So, Orion supposedly passed its Preliminary Design Review (even though it never really made it through a System Requirements Review, and the requirements are still all over the map as a result of the Ares 1 problems and other issues). But I don’t buy this:
If Orion’s companion rocket — dubbed Ares 1 — is spiked in favor of another rocket, then any Orion mission would be delayed by up to two years so engineers could fit a new rocket to the capsule.
That possibility looms large. Ares 1 faces mounting technical and financial problems and an independent presidential panel said this summer that it would be impossible for Ares 1 to meet its goal of a first mission in 2015 without a funding increase of tens of billions of dollars.
Given these funding pressures, it’s uncertain when Orion could be ready for a new mission if a new rocket is chosen.
This is just more FUD by Hanley to try to save Ares 1. It is six years until 2015 (and they already had less than a 35% confidence of hitting that date even with Ares 1). Sure there will be some changes to the vehicle if they switch over to an affordable and safe launcher, but there is no reason in the world that those changes would have to add two years to an already long schedule. I’d be curious to see the project schedule and critical path.
[Afternoon update]
“Rocketman” has a plausible alternate theory:
Viceroy Hanley, standing on one leg with his fingers crossed behind his back, came as close as he’s going to admit the real status of Orion at it’s PDR. He’s at least two years behind schedule. How do we know that?
“It’ll take up to two years to fit a new rocket to the capsule,” he said. Design changes to accommodate weight and size differences are required he says.
But at least one EELV provides more mass margin than the corndog does.
As I note in comments, playing “schedule chicken” like this is a win-win for him — either he gets to keep Ares, or he gets an excuse for his schedule slip. But only if he keeps his job, and someone doesn’t call him on it. If I were Bolden I’d demand a briefing showing (as already noted) the assumptions behind his claim.
[Update a couple minutes later]
What is schedule chicken, you ask? It’s a game in which multiple teams on a project are behind, but they don’t want to report it, and they don’t in the hope that someone else will fess up first, making their own slip moot so they don’t have to. It can have just as disastrous program results as the road version, in terms of delays and cost increases.
It would be a big improvement if an EELV-launched Orion could land at Edwards or White Sands, instead of the throw-back splashdown.
Either way, maybe we should forget about Orion when considering how to close the infamous gap. Not that closing the gap is necessarily the most important thing, given that you can always buy Soyuz flights. The long term future of manned spaceflight and economic development of space seems more important than closing the gap. Luckily commercial crew taxi’s may end up doing what’s best for both.
This is just more FUD by Hanley to try to save Ares 1.

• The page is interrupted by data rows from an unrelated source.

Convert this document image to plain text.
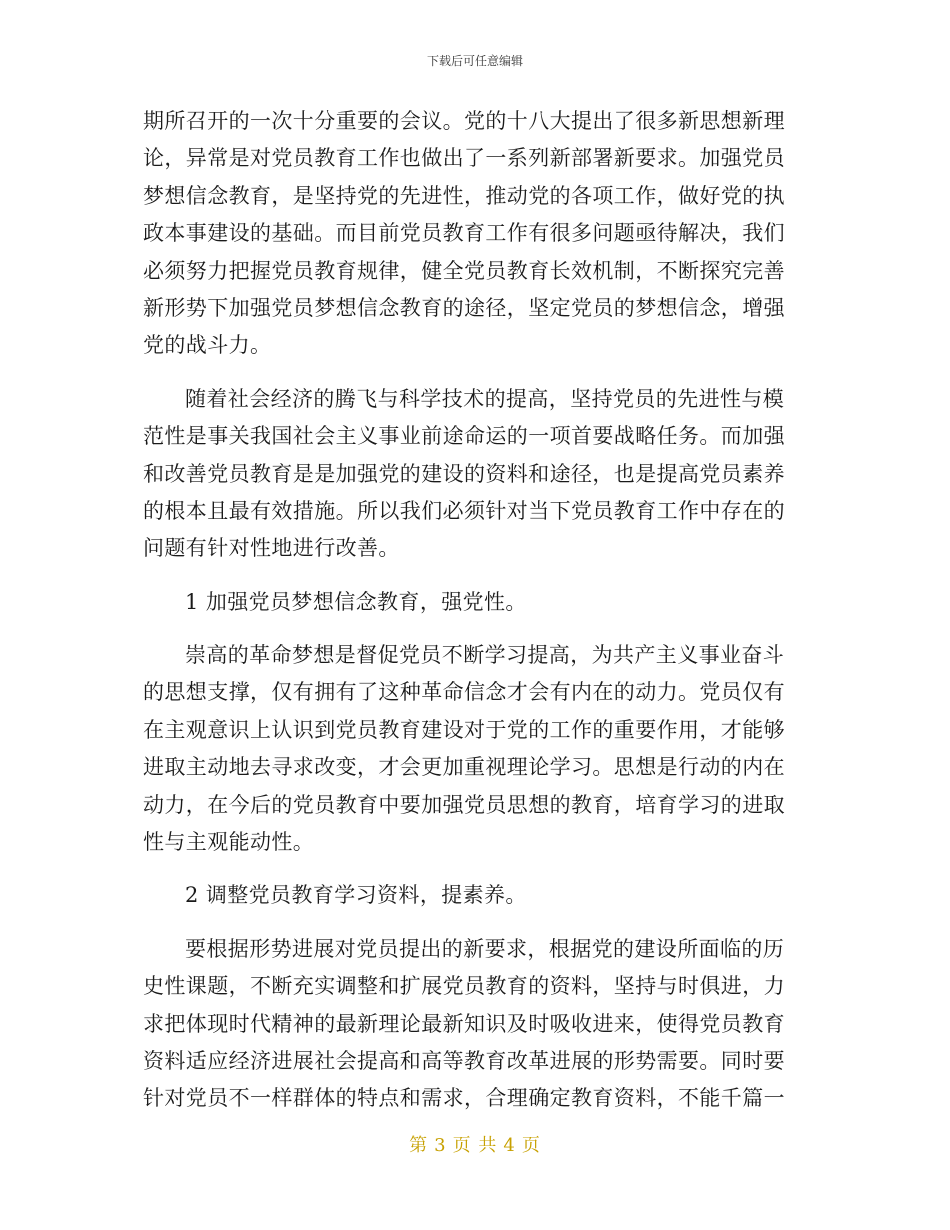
下载后可任意编辑
期所召开的一次十分重要的会议。党的十八大提出了很多新思想新理
论，异常是对党员教育工作也做出了一系列新部署新要求。加强党员
梦想信念教育，是坚持党的先进性，推动党的各项工作，做好党的执
政本事建设的基础。而目前党员教育工作有很多问题亟待解决，我们
必须努力把握党员教育规律，健全党员教育长效机制，不断探究完善
新形势下加强党员梦想信念教育的途径，坚定党员的梦想信念，增强
党的战斗力。
随着社会经济的腾飞与科学技术的提高，坚持党员的先进性与模
范性是事关我国社会主义事业前途命运的一项首要战略任务。而加强
和改善党员教育是是加强党的建设的资料和途径，也是提高党员素养
的根本且最有效措施。所以我们必须针对当下党员教育工作中存在的
问题有针对性地进行改善。
1 加强党员梦想信念教育，强党性。
崇高的革命梦想是督促党员不断学习提高，为共产主义事业奋斗
的思想支撑，仅有拥有了这种革命信念才会有内在的动力。党员仅有
在主观意识上认识到党员教育建设对于党的工作的重要作用，才能够
进取主动地去寻求改变，才会更加重视理论学习。思想是行动的内在
动力，在今后的党员教育中要加强党员思想的教育，培育学习的进取
性与主观能动性。
2 调整党员教育学习资料，提素养。
要根据形势进展对党员提出的新要求，根据党的建设所面临的历
史性课题，不断充实调整和扩展党员教育的资料，坚持与时俱进，力
求把体现时代精神的最新理论最新知识及时吸收进来，使得党员教育
资料适应经济进展社会提高和高等教育改革进展的形势需要。同时要
针对党员不一样群体的特点和需求，合理确定教育资料，不能千篇一
第 3 页 共 4 页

Rocketman has a different and very interesting interpretation. He suggests the 2 years figure is how much Orion is behind schedule. Hanley is assuming Ares I is dead and trying to pin the blame on a switch to EELV. Or at least that’s what I think Rocketman is getting at. It would be a variant of schedule chicken.
It would be a variant of schedule chicken.
No reason it couldn’t be both. It’s almost win-win. Either he gets to keep Ares, or he gets an excuse for his schedule slip. The question, of course, is how much longer he’ll have his job.
Is he the last of the SDLV mafia top management still standing?
Splash down should have been a red flag that something was going south with Orion and Ares combo. Number one requirement for any capsule design should be terra firma capability. Not sure if Dragon meets the terra firma test but I know the Ruskies new capsule design does. If the weight margin is to thin to support landing on land then better rethink tweak etc… before plowing onward with horns down.
Heh, one time a commenter claimed that “schedule chicken” was a form of competition (I was deploying the “competition is the best form of cooperation” line that I use when someone fantasizes about international cooperation). He was claiming in the work on the ISS that there was competition between US and European groups not to be the ones responsible for a schedule slip. Merely observing that was a game of “schedule chicken” rather than genuine competition would have saved me a bit of time.
Not sure if Dragon meets the terra firma test
SpaceX plans on splashing down off the Pacific Coast of California.